Uzbek state companies have built a secret luxury mountain resort for use by President Shavkat Mirziyoev, including a new reservoir that locals say has disrupted their water supply and displaced families, a new RFE/RL investigation has found.
The investigation by RFE/RL’s Uzbek Service published on February 23 is based on interviews with officials, local residents, and builders who helped construct the complex located on what is now a protected biosphere reserve near a UNESCO-protected area of the Western Tien-Shan mountain range.
Construction of the compound, which features helicopter landing pads and what multiple sources described as a luxurious mansion built for Mirziyoev, began in 2017 and was largely completed by the end of 2018.
The resort, located around 100 kilometers southeast of Tashkent and known as Shovvozsoy after a nearby river, remains shrouded in secrecy. Officials have never publicly given an explanation of its purpose or its cost, though multiple sources estimated that it cost several hundred million dollars to build.
Plans for the development were already under way as early as February 2017, less than two months after Mirziyoev took office as post-Soviet Uzbekistan’s second president following the death of his autocratic predecessor, Islam Karimov, in 2016.
Local officials said Russian President Vladimir Putin, himself the focus of an expose by opposition politician Aleksei Navalny over allegedly building an elaborate Versailles-like palace perched on a Black Sea bluff, was expected to visit the property in October 2018.

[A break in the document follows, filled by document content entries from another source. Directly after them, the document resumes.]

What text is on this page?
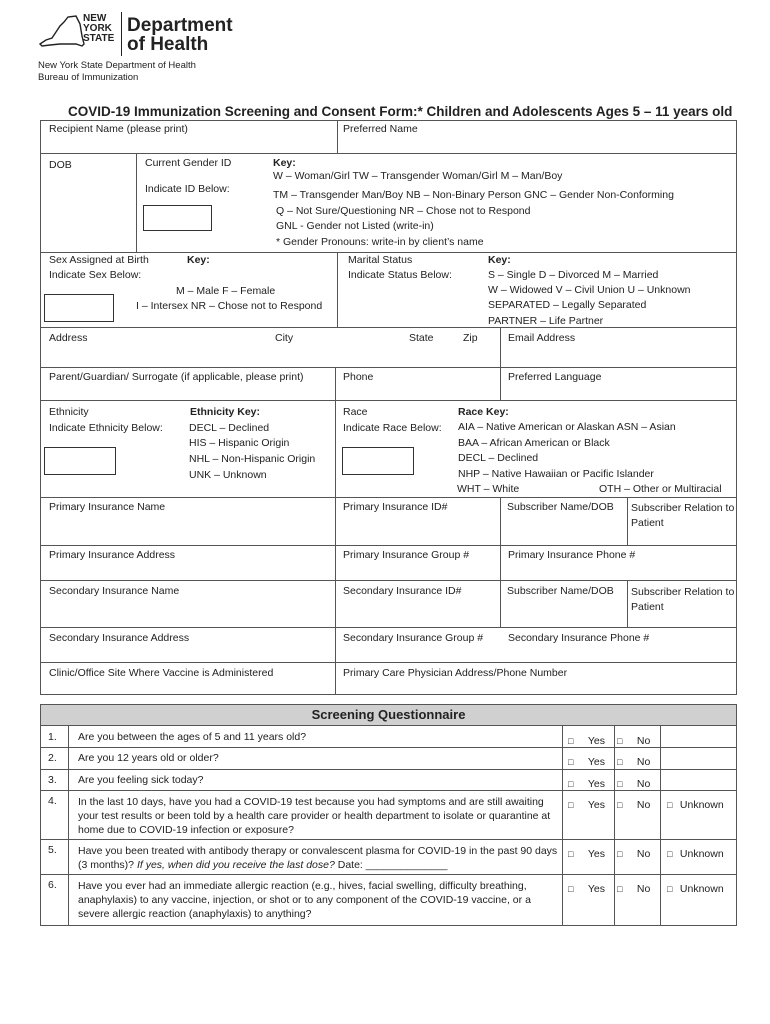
NEW
YORK
STATE
Department
of Health
New York State Department of Health
Bureau of Immunization
COVID-19 Immunization Screening and Consent Form:* Children and Adolescents Ages 5 – 11 years old
Recipient Name (please print)	Preferred Name
DOB	Current Gender ID
Indicate ID Below:
Key:
W – Woman/Girl TW – Transgender Woman/Girl M – Man/Boy
TM – Transgender Man/Boy NB – Non-Binary Person GNC – Gender Non-Conforming
Q – Not Sure/Questioning NR – Chose not to Respond
GNL - Gender not Listed (write-in)
* Gender Pronouns: write-in by client’s name
Sex Assigned at Birth	Key:
Indicate Sex Below:
M – Male F – Female
I – Intersex NR – Chose not to Respond
Marital Status	Key:
Indicate Status Below:	S – Single D – Divorced M – Married
W – Widowed V – Civil Union U – Unknown
SEPARATED – Legally Separated
PARTNER – Life Partner
Address	City	State	Zip	Email Address
Parent/Guardian/ Surrogate (if applicable, please print)	Phone	Preferred Language
Ethnicity	Ethnicity Key:
Indicate Ethnicity Below: DECL – Declined
HIS – Hispanic Origin
NHL – Non-Hispanic Origin
UNK – Unknown
Race	Race Key:
Indicate Race Below: AIA – Native American or Alaskan ASN – Asian
BAA – African American or Black
DECL – Declined
NHP – Native Hawaiian or Pacific Islander
WHT – White	OTH – Other or Multiracial
Primary Insurance Name	Primary Insurance ID#	Subscriber Name/DOB Subscriber Relation to Patient
Primary Insurance Address	Primary Insurance Group #	Primary Insurance Phone #
Secondary Insurance Name	Secondary Insurance ID#	Subscriber Name/DOB Subscriber Relation to Patient
Secondary Insurance Address	Secondary Insurance Group # Secondary Insurance Phone #
Clinic/Office Site Where Vaccine is Administered	Primary Care Physician Address/Phone Number
Screening Questionnaire
1. Are you between the ages of 5 and 11 years old?	□ Yes □ No
2. Are you 12 years old or older?	□ Yes □ No
3. Are you feeling sick today?	□ Yes □ No
4. In the last 10 days, have you had a COVID-19 test because you had symptoms and are still awaiting your test results or been told by a health care provider or health department to isolate or quarantine at home due to COVID-19 infection or exposure?
□ Yes □ No □ Unknown
5. Have you been treated with antibody therapy or convalescent plasma for COVID-19 in the past 90 days (3 months)? If yes, when did you receive the last dose? Date: ______________
□ Yes □ No □ Unknown
6. Have you ever had an immediate allergic reaction (e.g., hives, facial swelling, difficulty breathing, anaphylaxis) to any vaccine, injection, or shot or to any component of the COVID-19 vaccine, or a severe allergic reaction (anaphylaxis) to anything?
□ Yes □ No □ Unknown
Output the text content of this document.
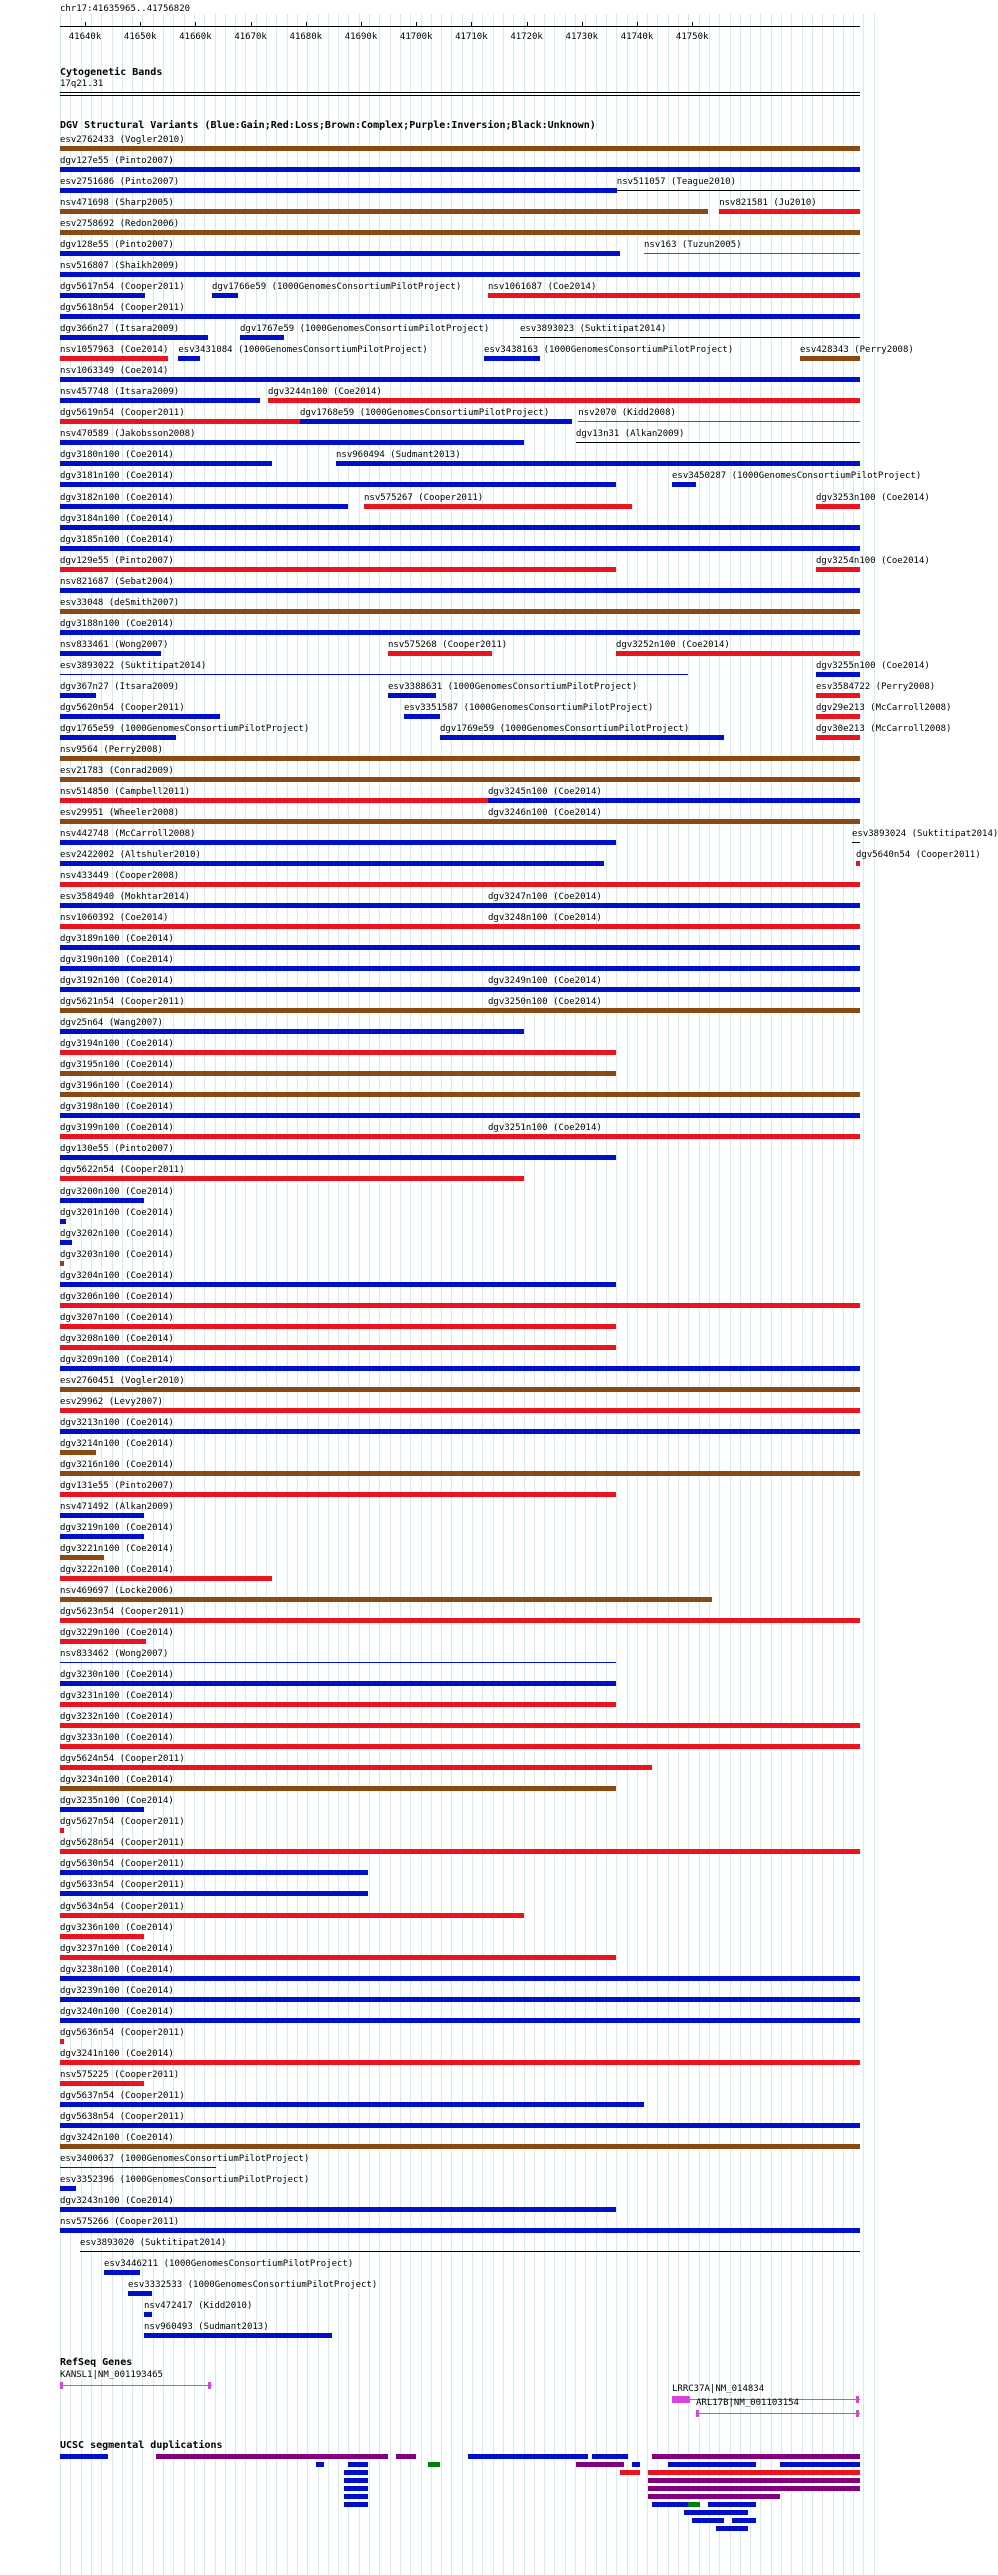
chr17:41635965..41756820
41640k	41650k	41660k	41670k	41680k	41690k	41700k	41710k	41720k	41730k	41740k	41750k
Cytogenetic Bands
17q21.31
DGV Structural Variants (Blue:Gain;Red:Loss;Brown:Complex;Purple:Inversion;Black:Unknown)
esv2762433 (Vogler2010)
dgv127e55 (Pinto2007)
esv2751686 (Pinto2007)	nsv511057 (Teague2010)
nsv471698 (Sharp2005)	nsv821581 (Ju2010)
esv2758692 (Redon2006)
dgv128e55 (Pinto2007)	nsv163 (Tuzun2005)
nsv516807 (Shaikh2009)
dgv5617n54 (Cooper2011)	dgv1766e59 (1000GenomesConsortiumPilotProject)	nsv1061687 (Coe2014)
dgv5618n54 (Cooper2011)
dgv366n27 (Itsara2009)	dgv1767e59 (1000GenomesConsortiumPilotProject)	esv3893023 (Suktitipat2014)
nsv1057963 (Coe2014) esv3431084 (1000GenomesConsortiumPilotProject)	esv3438163 (1000GenomesConsortiumPilotProject)	esv428343 (Perry2008)
nsv1063349 (Coe2014)
nsv457748 (Itsara2009)	dgv3244n100 (Coe2014)
dgv5619n54 (Cooper2011)	dgv1768e59 (1000GenomesConsortiumPilotProject)	nsv2070 (Kidd2008)
nsv470589 (Jakobsson2008)	dgv13n31 (Alkan2009)
dgv3180n100 (Coe2014)	nsv960494 (Sudmant2013)
dgv3181n100 (Coe2014)	esv3450287 (1000GenomesConsortiumPilotProject)
dgv3182n100 (Coe2014)	nsv575267 (Cooper2011)	dgv3253n100 (Coe2014)
dgv3184n100 (Coe2014)
dgv3185n100 (Coe2014)
dgv129e55 (Pinto2007)	dgv3254n100 (Coe2014)
nsv821687 (Sebat2004)
esv33048 (deSmith2007)
dgv3188n100 (Coe2014)
nsv833461 (Wong2007)	nsv575268 (Cooper2011)	dgv3252n100 (Coe2014)
esv3893022 (Suktitipat2014)	dgv3255n100 (Coe2014)
dgv367n27 (Itsara2009)	esv3388631 (1000GenomesConsortiumPilotProject)	esv3584722 (Perry2008)
dgv5620n54 (Cooper2011)	esv3351587 (1000GenomesConsortiumPilotProject)	dgv29e213 (McCarroll2008)
dgv1765e59 (1000GenomesConsortiumPilotProject)	dgv1769e59 (1000GenomesConsortiumPilotProject)	dgv30e213 (McCarroll2008)
nsv9564 (Perry2008)
esv21783 (Conrad2009)
nsv514850 (Campbell2011)	dgv3245n100 (Coe2014)
esv29951 (Wheeler2008)	dgv3246n100 (Coe2014)
nsv442748 (McCarroll2008)	esv3893024 (Suktitipat2014)
esv2422002 (Altshuler2010)	dgv5640n54 (Cooper2011)
nsv433449 (Cooper2008)
esv3584940 (Mokhtar2014)	dgv3247n100 (Coe2014)
nsv1060392 (Coe2014)	dgv3248n100 (Coe2014)
dgv3189n100 (Coe2014)
dgv3190n100 (Coe2014)
dgv3192n100 (Coe2014)	dgv3249n100 (Coe2014)
dgv5621n54 (Cooper2011)	dgv3250n100 (Coe2014)
dgv25n64 (Wang2007)
dgv3194n100 (Coe2014)
dgv3195n100 (Coe2014)
dgv3196n100 (Coe2014)
dgv3198n100 (Coe2014)
dgv3199n100 (Coe2014)	dgv3251n100 (Coe2014)
dgv130e55 (Pinto2007)
dgv5622n54 (Cooper2011)
dgv3200n100 (Coe2014)
dgv3201n100 (Coe2014)
dgv3202n100 (Coe2014)
dgv3203n100 (Coe2014)
dgv3204n100 (Coe2014)
dgv3206n100 (Coe2014)
dgv3207n100 (Coe2014)
dgv3208n100 (Coe2014)
dgv3209n100 (Coe2014)
esv2760451 (Vogler2010)
esv29962 (Levy2007)
dgv3213n100 (Coe2014)
dgv3214n100 (Coe2014)
dgv3216n100 (Coe2014)
dgv131e55 (Pinto2007)
nsv471492 (Alkan2009)
dgv3219n100 (Coe2014)
dgv3221n100 (Coe2014)
dgv3222n100 (Coe2014)
nsv469697 (Locke2006)
dgv5623n54 (Cooper2011)
dgv3229n100 (Coe2014)
nsv833462 (Wong2007)
dgv3230n100 (Coe2014)
dgv3231n100 (Coe2014)
dgv3232n100 (Coe2014)
dgv3233n100 (Coe2014)
dgv5624n54 (Cooper2011)
dgv3234n100 (Coe2014)
dgv3235n100 (Coe2014)
dgv5627n54 (Cooper2011)
dgv5628n54 (Cooper2011)
dgv5630n54 (Cooper2011)
dgv5633n54 (Cooper2011)
dgv5634n54 (Cooper2011)
dgv3236n100 (Coe2014)
dgv3237n100 (Coe2014)
dgv3238n100 (Coe2014)
dgv3239n100 (Coe2014)
dgv3240n100 (Coe2014)
dgv5636n54 (Cooper2011)
dgv3241n100 (Coe2014)
nsv575225 (Cooper2011)
dgv5637n54 (Cooper2011)
dgv5638n54 (Cooper2011)
dgv3242n100 (Coe2014)
esv3400637 (1000GenomesConsortiumPilotProject)
esv3352396 (1000GenomesConsortiumPilotProject)
dgv3243n100 (Coe2014)
nsv575266 (Cooper2011)
esv3893020 (Suktitipat2014)
esv3446211 (1000GenomesConsortiumPilotProject)
esv3332533 (1000GenomesConsortiumPilotProject)
nsv472417 (Kidd2010)
nsv960493 (Sudmant2013)
RefSeq Genes
KANSL1|NM_001193465
LRRC37A|NM_014834
ARL17B|NM_001103154
UCSC segmental duplications
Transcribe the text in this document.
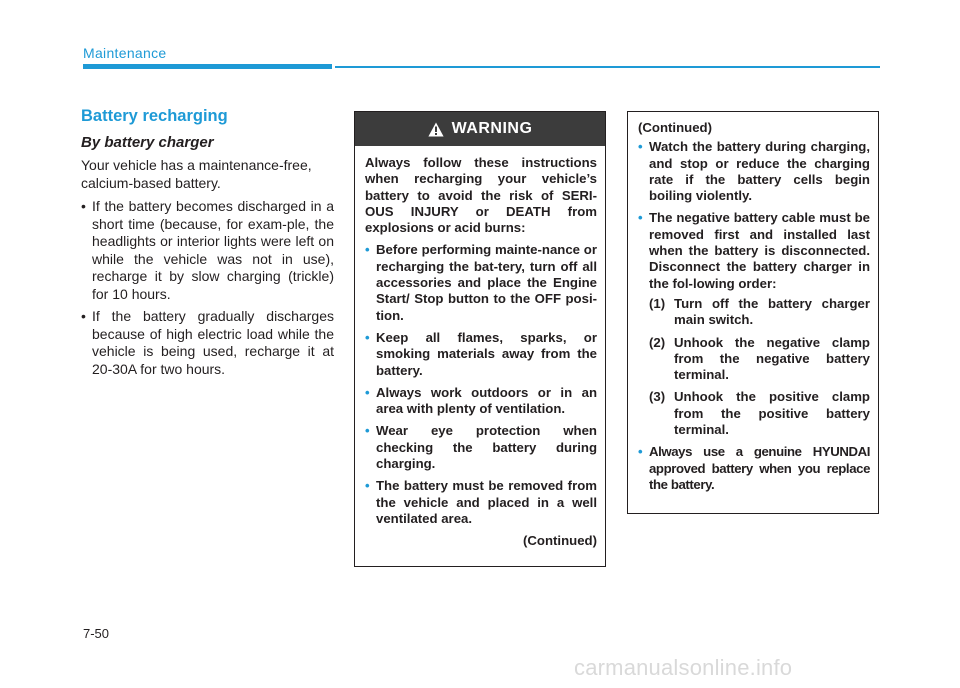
Maintenance
Battery recharging
By battery charger

Your vehicle has a maintenance-free, calcium-based battery.

• If the battery becomes discharged in a short time (because, for exam-ple, the headlights or interior lights were left on while the vehicle was not in use), recharge it by slow charging (trickle) for 10 hours.
• If the battery gradually discharges because of high electric load while the vehicle is being used, recharge it at 20-30A for two hours.
WARNING

Always follow these instructions when recharging your vehicle’s battery to avoid the risk of SERI-OUS INJURY or DEATH from explosions or acid burns:

• Before performing mainte-nance or recharging the bat-tery, turn off all accessories and place the Engine Start/ Stop button to the OFF posi-tion.
• Keep all flames, sparks, or smoking materials away from the battery.
• Always work outdoors or in an area with plenty of ventilation.
• Wear eye protection when checking the battery during charging.
• The battery must be removed from the vehicle and placed in a well ventilated area.
(Continued)

(Continued)

• Watch the battery during charging, and stop or reduce the charging rate if the battery cells begin boiling violently.
• The negative battery cable must be removed first and installed last when the battery is disconnected. Disconnect the battery charger in the fol-lowing order:
(1) Turn off the battery charger main switch.
(2) Unhook the negative clamp from the negative battery terminal.
(3) Unhook the positive clamp from the positive battery terminal.
• Always use a genuine HYUNDAI approved battery when you replace the battery.
7-50
carmanualsonline.info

Mirziyoev has portrayed himself as committed to improving transparency, human rights protections, and anti-corruption efforts in the Central Asian nation of 30 million, striking a contrast to Karimov's iron-fisted rule.
Construction of the mountain resort was spearheaded by state-owned Uzbekistan Railways, led at the time by Mirziyoev’s first deputy prime minister, Achilbay Ramatov.
Construction of the adjacent reservoir was carried out by the politically connected company involved in the building of the Sardoba Dam in eastern Uzbekistan, which burst in 2020, leaving six people dead and forcing thousands from their homes, the investigation reveals.
Reporters could find no public records indicating the purpose of the reservoir. A spokesman for the Uzbek Water Resources Ministry, which oversees reservoirs in the country, told RFE/RL’s Uzbek Service that the Shovvozsoy reservoir did not fall under the ministry’s auspices.
An employee for the company that built the reservoir, Topalang Water Construction, said the reservoir was owned by Uzbekistan Railways and described it as "a very strategic object," though he declined to give details.
The investigation reveals another detail highlighting the high importance the Uzbek government places on the mountain facility: It is covered by one of six no-fly zones in the country.
Inquiries seeking comment from Mirziyoev’s office and Uzbekistan Railways went unanswered.